Etched, a startup building application-specific chips (ASICs) hardwired for transformer inference, announced it has secured $1 billion in contracted sales and achieved a $5 billion private valuation. The company is pitching its Sohu chip as a purpose-built inference accelerator that can outperform Nvidia's H100/H200 on transformer workloads at lower cost — a credible niche given that inference is increasingly the dominant AI compute workload post-training.
Etched is not publicly traded, so the headline is really a NVDA read. Nvidia posted $215.9B in revenue for FY2026 (ending Jan 2026), up 65.5% YoY, with a 71.1% gross margin and 55.6% net margin — numbers that reflect near-monopoly pricing power in AI compute.

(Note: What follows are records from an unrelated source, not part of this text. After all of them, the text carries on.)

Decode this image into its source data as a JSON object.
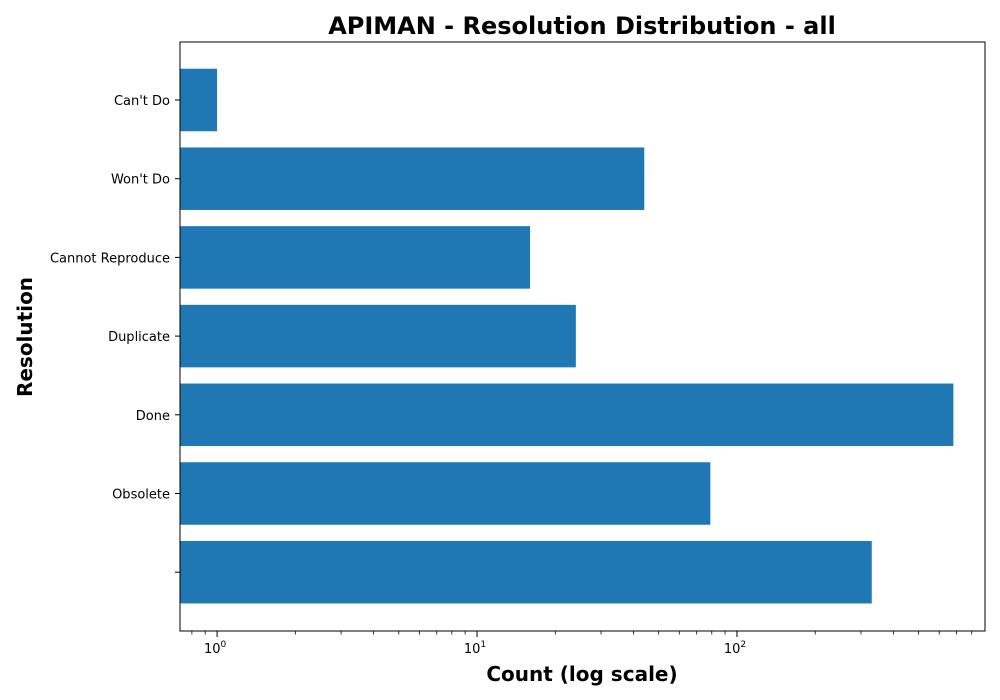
{
  "chart_data": {
    "type": "bar",
    "orientation": "horizontal",
    "title": "APIMAN - Resolution Distribution - all",
    "xlabel": "Count (log scale)",
    "ylabel": "Resolution",
    "x_scale": "log",
    "xlim": [
      0.72,
      900
    ],
    "x_ticks": [
      {
        "value": 1,
        "base": "10",
        "exp": "0"
      },
      {
        "value": 10,
        "base": "10",
        "exp": "1"
      },
      {
        "value": 100,
        "base": "10",
        "exp": "2"
      }
    ],
    "categories": [
      "Can't Do",
      "Won't Do",
      "Cannot Reproduce",
      "Duplicate",
      "Done",
      "Obsolete",
      ""
    ],
    "values": [
      1,
      44,
      16,
      24,
      680,
      79,
      330
    ],
    "bar_color": "#1f77b4",
    "grid": false
  }
}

The $1B Etched contract figure is meaningful as proof of concept but represents a rounding error against Nvidia's current revenue base.

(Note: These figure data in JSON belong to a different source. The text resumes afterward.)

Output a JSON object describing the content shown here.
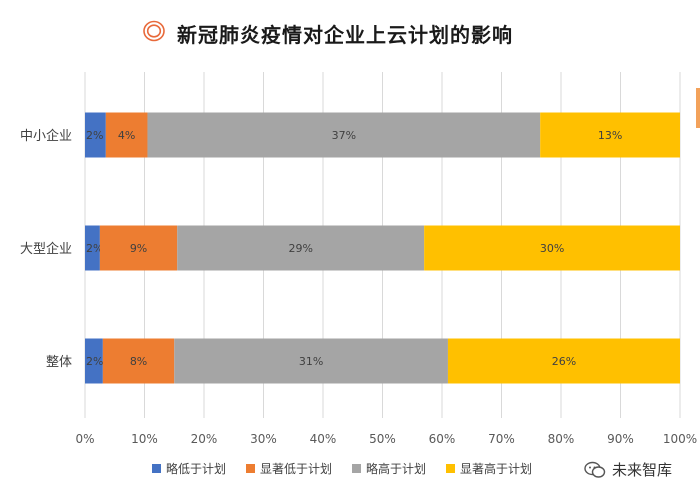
{
  "title": "新冠肺炎疫情对企业上云计划的影响",
  "watermark": "未来智库",
  "colors": {
    "title_icon": "#e8693a",
    "series": [
      "#4472c4",
      "#ed7d31",
      "#a5a5a5",
      "#ffc000"
    ],
    "gridline": "#d9d9d9",
    "tick_text": "#595959",
    "label_text": "#404040"
  },
  "chart_data": {
    "type": "bar",
    "orientation": "horizontal",
    "stacked": true,
    "percent_stacked": true,
    "categories": [
      "中小企业",
      "大型企业",
      "整体"
    ],
    "series": [
      {
        "name": "略低于计划",
        "values": [
          2,
          2,
          2
        ],
        "bar_share": [
          3.5,
          2.5,
          3
        ]
      },
      {
        "name": "显著低于计划",
        "values": [
          4,
          9,
          8
        ],
        "bar_share": [
          7,
          13,
          12
        ]
      },
      {
        "name": "略高于计划",
        "values": [
          37,
          29,
          31
        ],
        "bar_share": [
          66,
          41.5,
          46
        ]
      },
      {
        "name": "显著高于计划",
        "values": [
          13,
          30,
          26
        ],
        "bar_share": [
          23.5,
          43,
          39
        ]
      }
    ],
    "data_labels": [
      [
        "2%",
        "4%",
        "37%",
        "13%"
      ],
      [
        "2%",
        "9%",
        "29%",
        "30%"
      ],
      [
        "2%",
        "8%",
        "31%",
        "26%"
      ]
    ],
    "x_ticks": [
      "0%",
      "10%",
      "20%",
      "30%",
      "40%",
      "50%",
      "60%",
      "70%",
      "80%",
      "90%",
      "100%"
    ],
    "xlim": [
      0,
      100
    ],
    "grid": true,
    "legend_position": "bottom"
  }
}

The second-order question is whether ASIC challengers (Etched, Groq, Cerebras, plus hyperscaler-custom silicon from Google TPUs, AWS Trainium, and Microsoft Maia) collectively represent a structural ceiling on Nvidia's inference TAM. The bear case on NVDA centers on margin compression and share erosion as inference workloads — which don't require Nvidia's full training flexibility — shift to cheaper alternatives. The bull case is that Nvidia's CUDA ecosystem lock-in, software stack, and networking (NVLink, InfiniBand) create switching costs that purpose-built ASICs can't easily replicate.

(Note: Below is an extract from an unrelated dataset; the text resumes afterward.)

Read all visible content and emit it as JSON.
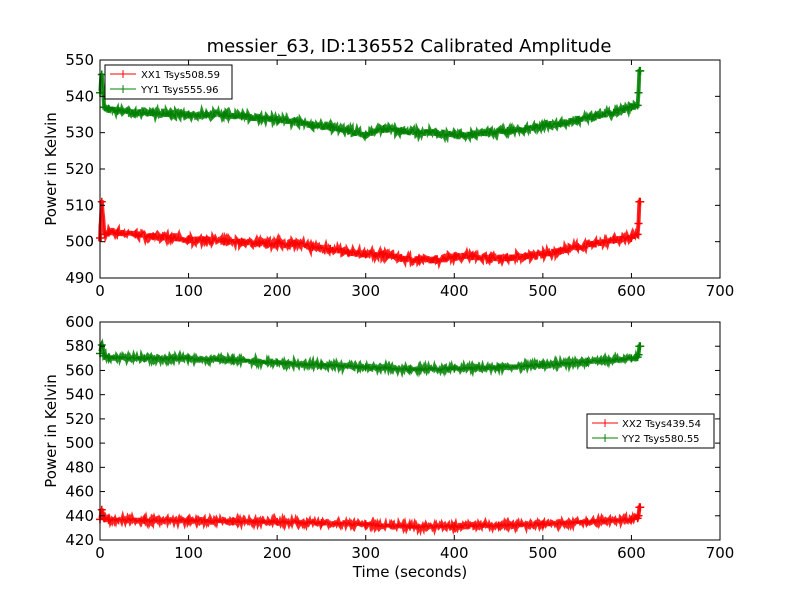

What to watch: Etched's ability to land hyperscaler contracts (AWS, Azure, Google) at scale would be the real signal. Until a major cloud provider publicly shifts inference capacity away from Nvidia at volume, this remains a long-tail competitive threat rather than an imminent share-shift catalyst. NVDA's next earnings print and data center segment guidance will be the cleanest tell on whether pricing or unit demand is softening.